Он резко поднялся и с ожесточением посмотрел на часы, будто на врага: восемь семнадцать вечера, пятнадцатое сентября. Какой невыносимый груз для его натянутых нервов, сжатых кулаков! Двадцать пять дней, и не сосчитать, сколько минут прошло с тех пор, как он отправил первое письмо… Его мысли выскользнули из-под бремени времени и сконцентрировались на девушке из Скрэнтона. Он понимал, что должен ей ответить. Он снова перечитал ее письмо, на этот раз внимательнее, печально задерживаясь на той или иной фразе, как будто его глубоко затронула ее безнадежная и тоскующая любовь, почти так же, как его собственная. Он чувствовал, что нужно назначить ей место и время встречи. Полная желаний и надежд, пленница собственной любви, она была словно птица, готовая вырваться на волю. Он быстро подошел к телефону и продиктовал телеграмму: «Жди меня Центральном вокзале со стороны Ленсингтон-авеню пятницу шесть вечера. Целую, Р».
Пятница будет послезавтра.
В четверг письмо от Розалинды так и не пришло, Розалинда так и не написала. Теперь ему уже не хватало ни мужества, ни сил, чтобы думать о ней. Он чувствовал только любовь, безграничную, крепкую как скала. Проснувшись в пятницу рано утром, он сразу же подумал о девушке из Скрэнтона. Утром она, наверное, встала и начала собирать сумку, а если она сегодня работала, то весь день провела в воспоминаниях о Дасенбери.
Спустившись вниз, он увидел в почтовом ящике авиаконверт с красно-голубой каемкой. Потрясение, которое он испытал при этом, причинило ему почти физическую боль. Открыв ящик, он вытащил длинный конверт из тонкой бумаги. Пальцы дрожали, и он уронил ключи.

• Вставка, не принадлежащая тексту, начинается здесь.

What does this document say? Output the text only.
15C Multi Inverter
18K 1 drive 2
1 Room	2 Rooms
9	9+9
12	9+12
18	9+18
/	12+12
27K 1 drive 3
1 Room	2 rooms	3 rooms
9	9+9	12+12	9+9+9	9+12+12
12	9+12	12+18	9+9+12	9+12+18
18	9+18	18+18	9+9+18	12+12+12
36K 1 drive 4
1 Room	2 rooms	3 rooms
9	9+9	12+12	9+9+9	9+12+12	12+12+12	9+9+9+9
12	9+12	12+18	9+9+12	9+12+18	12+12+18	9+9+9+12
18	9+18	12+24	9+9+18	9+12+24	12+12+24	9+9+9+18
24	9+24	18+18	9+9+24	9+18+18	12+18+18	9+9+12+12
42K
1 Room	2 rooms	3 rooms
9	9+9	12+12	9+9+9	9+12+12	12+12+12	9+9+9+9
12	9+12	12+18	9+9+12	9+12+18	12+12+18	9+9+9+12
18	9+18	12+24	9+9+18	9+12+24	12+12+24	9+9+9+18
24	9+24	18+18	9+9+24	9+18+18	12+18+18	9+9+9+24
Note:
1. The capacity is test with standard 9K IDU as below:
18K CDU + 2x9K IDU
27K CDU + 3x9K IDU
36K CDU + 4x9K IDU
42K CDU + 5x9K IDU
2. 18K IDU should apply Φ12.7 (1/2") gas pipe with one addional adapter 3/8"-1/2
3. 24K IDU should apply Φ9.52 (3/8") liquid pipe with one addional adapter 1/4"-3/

В письме было около пятнадцати строк, напечатанных на машинке:
«Дон, извини, пожалуйста, что так долго не отвечала на твое письмо, все время мешали какие-то дела. Только сейчас все уладила и сегодня вышла – на работу. Сначала мы задержались в Риме, потому что очень трудно найти здесь квартиру. То были забастовки электриков, то еще что-то.
Ты просто прелесть, Дон, я это знаю и никогда тебя не забуду. Я никогда не забуду дней, которые мы вместе провели. Но, дорогой, я не представляю себе, как я могла бы сейчас так резко изменить свою жизнь, выйдя за кого-нибудь замуж. Я вряд ли смогу приехать на Рождество в Штаты, здесь слишком много дел. И не вижу причины, почему ты должен бросить все в Нью-Йорке. Может быть, к Рождеству или даже к тому времени, когда ты получишь это письмо, твои чувства изменятся.
Ты ведь напишешь мне еще? Ты не расстроишься из-за этого? И когда-нибудь мы снова увидимся. Я верю. Может быть, это будет так же неожиданно и чудесно, как в Жуан-ле-Пэн. Розалинда».
Засунув письмо в карман, он выбежал на улицу. Чувство безмерного страдания охватило его. Мысли вопили о тихой смерти, они были хаотичны, словно беспорядочные приказы, которые генералы в панике отдают своей разгромленной армии, чтобы спасти ее от окончательного поражения, чтобы не сдаваться, чтобы не погибнуть.